L' édito

Livre blanc pour une parfaite poignée de main

L’art de serrer la pince enfin codifié

L'entreprise est un chaudron permanent. Et ses dirigeants comme ses salariés sont en ébullition perpétuelle pour tenter de grappiller des parts de marché. Sans une seconde à perdre au cours de leurs journées trop courtes. Sauf un homme.

 Cet homme est marketing manager pour l'une des marques d'un géant américain de l'automobile. Et il a visiblement des creux dans son agenda. Car ce cadre plutôt supérieur vient de commander une étude sur la meilleure façon de serrer la main. Une plaisanterie ? Pas vraiment, si l'on en croit l'Agence France Presse.

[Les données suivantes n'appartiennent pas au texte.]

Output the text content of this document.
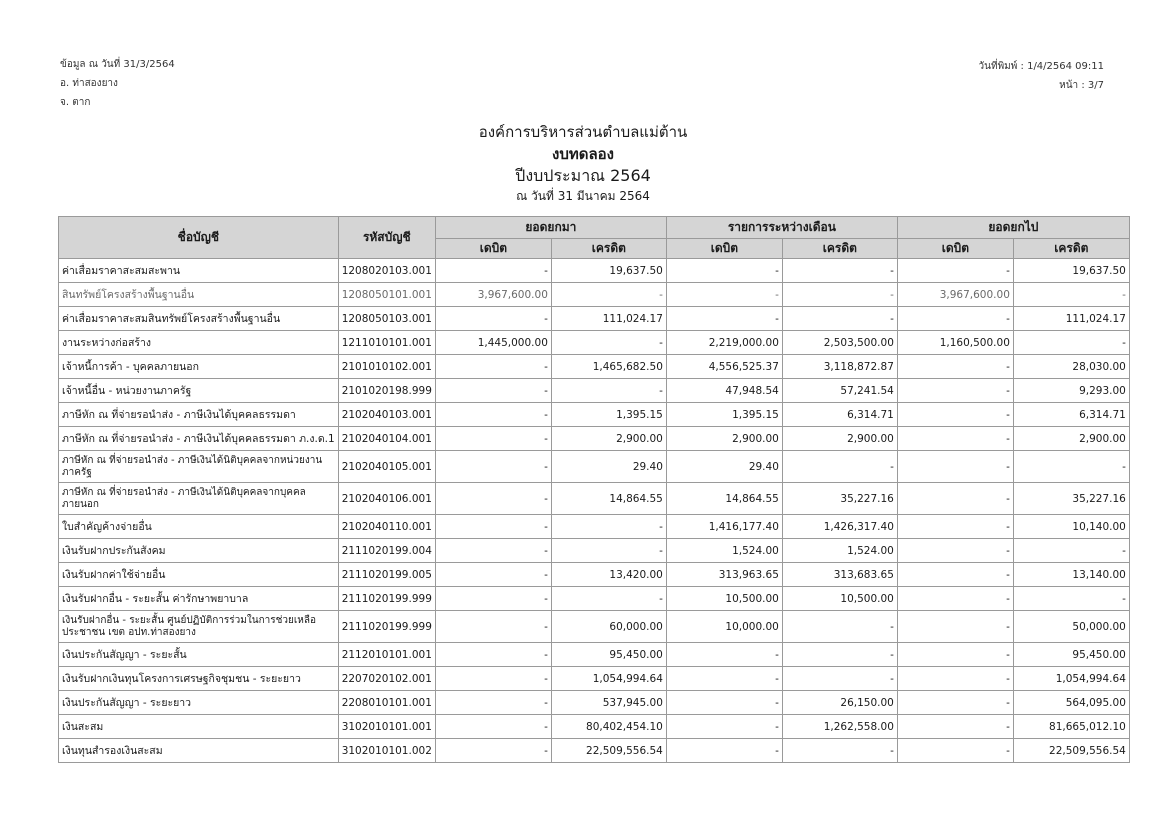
ข้อมูล ณ วันที่ 31/3/2564
อ. ท่าสองยาง
จ. ตาก
วันที่พิมพ์ : 1/4/2564 09:11
หน้า : 3/7
องค์การบริหารส่วนตำบลแม่ต้าน
งบทดลอง
ปีงบประมาณ 2564
ณ วันที่ 31 มีนาคม 2564
ชื่อบัญชี	รหัสบัญชี	ยอดยกมา		รายการระหว่างเดือน		ยอดยกไป	
		เดบิต	เครดิต	เดบิต	เครดิต	เดบิต	เครดิต
ค่าเสื่อมราคาสะสมสะพาน	1208020103.001	-	19,637.50	-	-	-	19,637.50
สินทรัพย์โครงสร้างพื้นฐานอื่น	1208050101.001	3,967,600.00	-	-	-	3,967,600.00	-
ค่าเสื่อมราคาสะสมสินทรัพย์โครงสร้างพื้นฐานอื่น	1208050103.001	-	111,024.17	-	-	-	111,024.17
งานระหว่างก่อสร้าง	1211010101.001	1,445,000.00	-	2,219,000.00	2,503,500.00	1,160,500.00	-
เจ้าหนี้การค้า - บุคคลภายนอก	2101010102.001	-	1,465,682.50	4,556,525.37	3,118,872.87	-	28,030.00
เจ้าหนี้อื่น - หน่วยงานภาครัฐ	2101020198.999	-	-	47,948.54	57,241.54	-	9,293.00
ภาษีหัก ณ ที่จ่ายรอนำส่ง - ภาษีเงินได้บุคคลธรรมดา	2102040103.001	-	1,395.15	1,395.15	6,314.71	-	6,314.71
ภาษีหัก ณ ที่จ่ายรอนำส่ง - ภาษีเงินได้บุคคลธรรมดา ภ.ง.ด.1	2102040104.001	-	2,900.00	2,900.00	2,900.00	-	2,900.00
ภาษีหัก ณ ที่จ่ายรอนำส่ง - ภาษีเงินได้นิติบุคคลจากหน่วยงานภาครัฐ	2102040105.001	-	29.40	29.40	-	-	-
ภาษีหัก ณ ที่จ่ายรอนำส่ง - ภาษีเงินได้นิติบุคคลจากบุคคลภายนอก	2102040106.001	-	14,864.55	14,864.55	35,227.16	-	35,227.16
ใบสำคัญค้างจ่ายอื่น	2102040110.001	-	-	1,416,177.40	1,426,317.40	-	10,140.00
เงินรับฝากประกันสังคม	2111020199.004	-	-	1,524.00	1,524.00	-	-
เงินรับฝากค่าใช้จ่ายอื่น	2111020199.005	-	13,420.00	313,963.65	313,683.65	-	13,140.00
เงินรับฝากอื่น - ระยะสั้น ค่ารักษาพยาบาล	2111020199.999	-	-	10,500.00	10,500.00	-	-
เงินรับฝากอื่น - ระยะสั้น ศูนย์ปฏิบัติการร่วมในการช่วยเหลือประชาชน เขต อปท.ท่าสองยาง	2111020199.999	-	60,000.00	10,000.00	-	-	50,000.00
เงินประกันสัญญา - ระยะสั้น	2112010101.001	-	95,450.00	-	-	-	95,450.00
เงินรับฝากเงินทุนโครงการเศรษฐกิจชุมชน - ระยะยาว	2207020102.001	-	1,054,994.64	-	-	-	1,054,994.64
เงินประกันสัญญา - ระยะยาว	2208010101.001	-	537,945.00	-	26,150.00	-	564,095.00
เงินสะสม	3102010101.001	-	80,402,454.10	-	1,262,558.00	-	81,665,012.10
เงินทุนสำรองเงินสะสม	3102010101.002	-	22,509,556.54	-	-	-	22,509,556.54
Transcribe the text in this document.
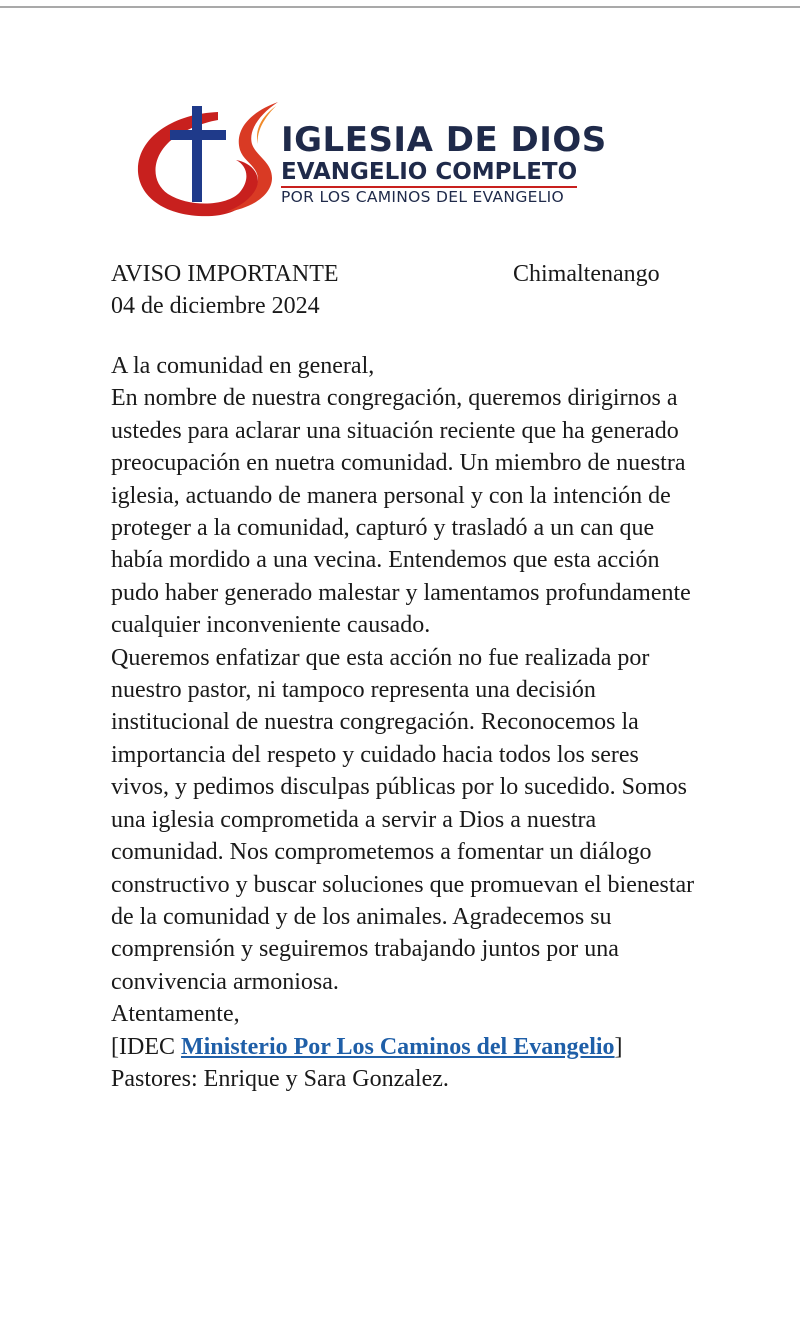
IGLESIA DE DIOS
EVANGELIO COMPLETO
POR LOS CAMINOS DEL EVANGELIO
AVISO IMPORTANTE	Chimaltenango
04 de diciembre 2024

A la comunidad en general,

En nombre de nuestra congregación, queremos dirigirnos a ustedes para aclarar una situación reciente que ha generado preocupación en nuetra comunidad. Un miembro de nuestra iglesia, actuando de manera personal y con la intención de proteger a la comunidad, capturó y trasladó a un can que había mordido a una vecina. Entendemos que esta acción pudo haber generado malestar y lamentamos profundamente cualquier inconveniente causado.

Queremos enfatizar que esta acción no fue realizada por nuestro pastor, ni tampoco representa una decisión institucional de nuestra congregación. Reconocemos la importancia del respeto y cuidado hacia todos los seres vivos, y pedimos disculpas públicas por lo sucedido. Somos una iglesia comprometida a servir a Dios a nuestra comunidad. Nos comprometemos a fomentar un diálogo constructivo y buscar soluciones que promuevan el bienestar de la comunidad y de los animales. Agradecemos su comprensión y seguiremos trabajando juntos por una convivencia armoniosa.

Atentamente,

[IDEC Ministerio Por Los Caminos del Evangelio]

Pastores: Enrique y Sara Gonzalez.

 Le garçon s'est tout d'abord demandé si les commerciaux de sa boîte serraient correctement la pince de leurs clients. Et hop, de commander un petit sondage. Horreur : 70 % des sondés « méconnaissent les codes de ce geste », selon la terminologie sondagière. Pire : 5 % d'entre eux répugnent carrément à tendre les cinq doigts.  Devant ce résultat terrifiant, le sang de notre cador du marketing n'a fait qu'un tour et ses paumes sont devenues moites. Le voilà parti, son sondage sous le bras, à Manchester en Angleterre. C'est là que Geoffrey Beattie l'a accueilli. Il est directeur du département des sciences psychologiques de l'université de la ville.t visiblement, on n'est pas plus débordé dans cette british fac que chez le constructeur américain, puisque l'éminent prof a accepté de rédiger le livre blanc du rapprochement de paluches. Un joli guide qui va être distribué à la force de ventes worldwide de Chevrolet.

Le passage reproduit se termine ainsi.